Hätte Steffi das nur gesehen. Beide hätten bis über die Ohren gegrinst und gelacht. Sie wollte am Nachmittag des 7. Okt. um 17:00 Uhr kommen. Er sah innerlich ihre blauen Augen, ihr Lächeln mit den vollen Lippen, ihre Zähne, nahm sie einfach vorweg, hoffte und ahnte alles Gute, was ein junger Mann nicht genau wusste. Die Augen schließend wurde er ruhig, entspannt, glücklich. Steffi hatte gesagt, sie freue sich, dass er sie gefragt habe, ob sie mit in seinem Zelt schlafe; sie wolle aber ‚noch nicht mit ihm schlafen‘. Er war froh, dass sie ihn nicht bedrängte und alles seine Zeit zu haben schien.

„Laß uns zurück gehen!“ drängte Wilbur.

Ging Klaus mit Esther händchenhaltend nur so oder war da was?

Und Peter stimmte zu: „Yehhh....YYehhhh....Yehhh..“

Die Gruppe bewegte sich zurück zur Nebenbühne, wo für 15:00 Uhr ein Act angesagt war. Die Combo coverte ein Lied der auftretenden Band. Die kam dann 15:13.

- . Michael hörte zunächst ein schrilles Pfeifen von einer der Nebenbühnen. Dann flogen eine oder zwei Nebel- und Leuchtkerzen in den schon bunt bestrahlten Bühneninnenraum und etwas detonierte. Die Musiker fielen, einer blutete und alles, was da oben noch laufen oder kriechen konnte, suchte. Das war keine Bühnenshow.

Ohne Musik, nur von der Seite war noch eine kurze Weile ‚QueenCover‘ mit ‚We are the Champions...‘ und sonst noch ein Quietschen und Pfeifen zu hören. Die Zuschauer raunten, er hörte einzelne unverständliche Schreie. Die Combo rückte zusammen:

„Was ist los?“

„Weiß nicht.“

„Scheiße.“

Michael sah eine größere Drohne, die mit ihren Helikopterflügeln surrte und eine meterlange Rakete hielt? Und abfeuerte, so dass in den Containern einiges zusammenkrachte und Feuer fing. Sah er Gleitschirmflieger mit Lanzen, Raketen, Feuern; sah er Armbrustschützen von einem Hügel schießen?

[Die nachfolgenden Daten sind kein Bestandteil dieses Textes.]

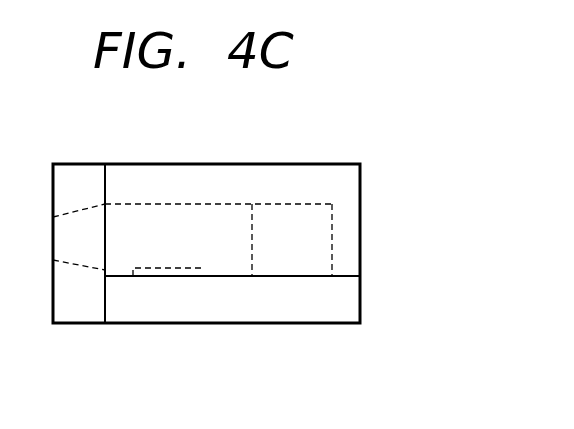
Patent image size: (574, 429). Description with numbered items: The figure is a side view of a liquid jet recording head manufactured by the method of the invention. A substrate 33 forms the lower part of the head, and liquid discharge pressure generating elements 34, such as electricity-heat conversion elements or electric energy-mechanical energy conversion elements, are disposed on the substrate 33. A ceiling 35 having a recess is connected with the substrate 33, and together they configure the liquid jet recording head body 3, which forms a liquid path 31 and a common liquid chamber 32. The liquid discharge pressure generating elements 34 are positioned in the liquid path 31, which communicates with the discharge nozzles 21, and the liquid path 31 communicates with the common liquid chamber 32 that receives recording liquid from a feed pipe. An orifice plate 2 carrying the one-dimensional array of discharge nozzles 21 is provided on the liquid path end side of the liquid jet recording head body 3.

The liquid jet recording head body 3 is at (325, 164).
The orifice plate 2 is at (78, 175).
The discharge nozzles 21 is at (78, 255).
The ceiling 35 is at (148, 173).
The liquid path 31 is at (207, 200).
The common liquid chamber 32 is at (282, 205).
The liquid discharge pressure generating elements 34 is at (150, 278).
The substrate 33 is at (290, 313).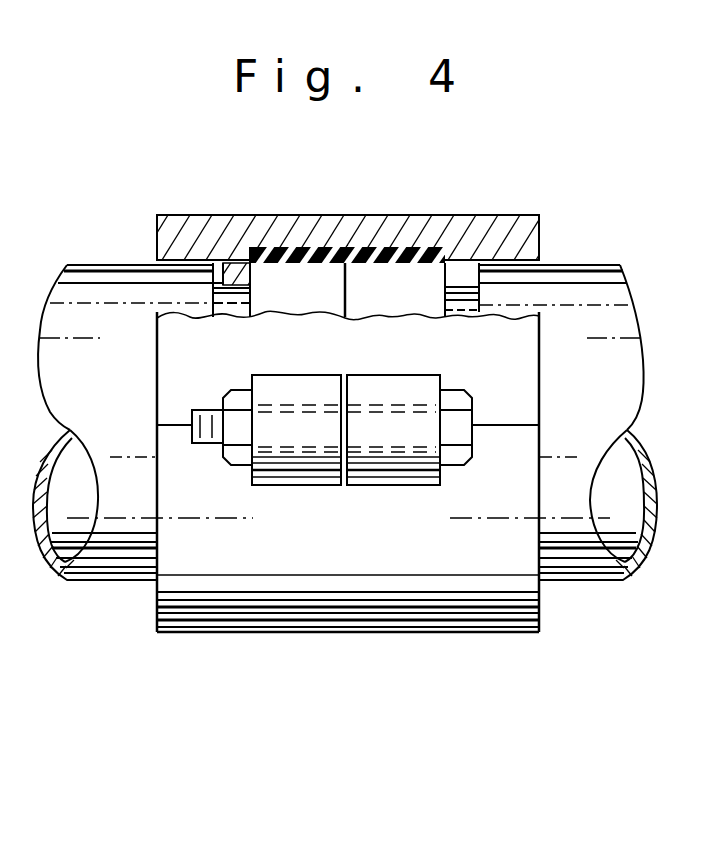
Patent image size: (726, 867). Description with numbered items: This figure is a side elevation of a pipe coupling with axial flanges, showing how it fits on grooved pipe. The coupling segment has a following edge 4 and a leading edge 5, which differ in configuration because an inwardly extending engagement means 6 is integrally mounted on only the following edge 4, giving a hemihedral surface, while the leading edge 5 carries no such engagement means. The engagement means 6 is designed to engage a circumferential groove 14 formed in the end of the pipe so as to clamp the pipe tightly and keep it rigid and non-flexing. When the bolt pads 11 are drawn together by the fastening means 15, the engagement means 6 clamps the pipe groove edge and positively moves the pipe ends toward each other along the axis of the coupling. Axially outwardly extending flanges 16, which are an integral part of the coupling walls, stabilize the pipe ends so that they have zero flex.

The following edge 4 is at (134, 210).
The leading edge 5 is at (566, 197).
The inwardly extending engagement means 6 is at (233, 278).
The bolt pad 11 is at (320, 462).
The circumferential groove 14 is at (223, 270).
The fastening means 15 is at (457, 423).
The axially outwardly extending flange 16 is at (180, 238).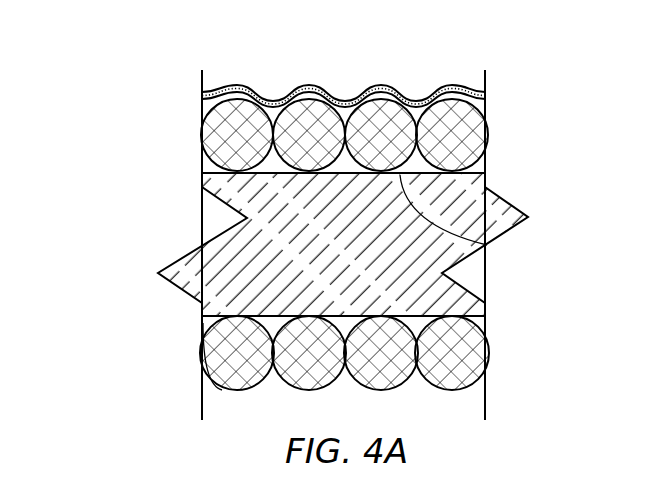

Ein Mann neben ihm blutete und schrie fürchterlich, die Augen aufgerissen vor Schmerz und Panik.

Ihm wurde nur flau, schwindelig, er wollte sich setzen.

Wilbur brüllte:

„Wir gehen zu den Boxen links. Fasst Euch unter.

Haltet euch fest.“

Michael fasste sich wieder, sitzend an oder in die Box gelehnt. Er musste kurz bewusstlos geworden sein. Klaus meinte freundlich:

„Bleib ruhig Kleiner“.

Dass er mal so nah fast in einer Box liegen würde, hätte er nie gedacht. Auf dem Konzert, das jetzt vorbei war, hätte sie ihm das Trommelfell zerfetzt.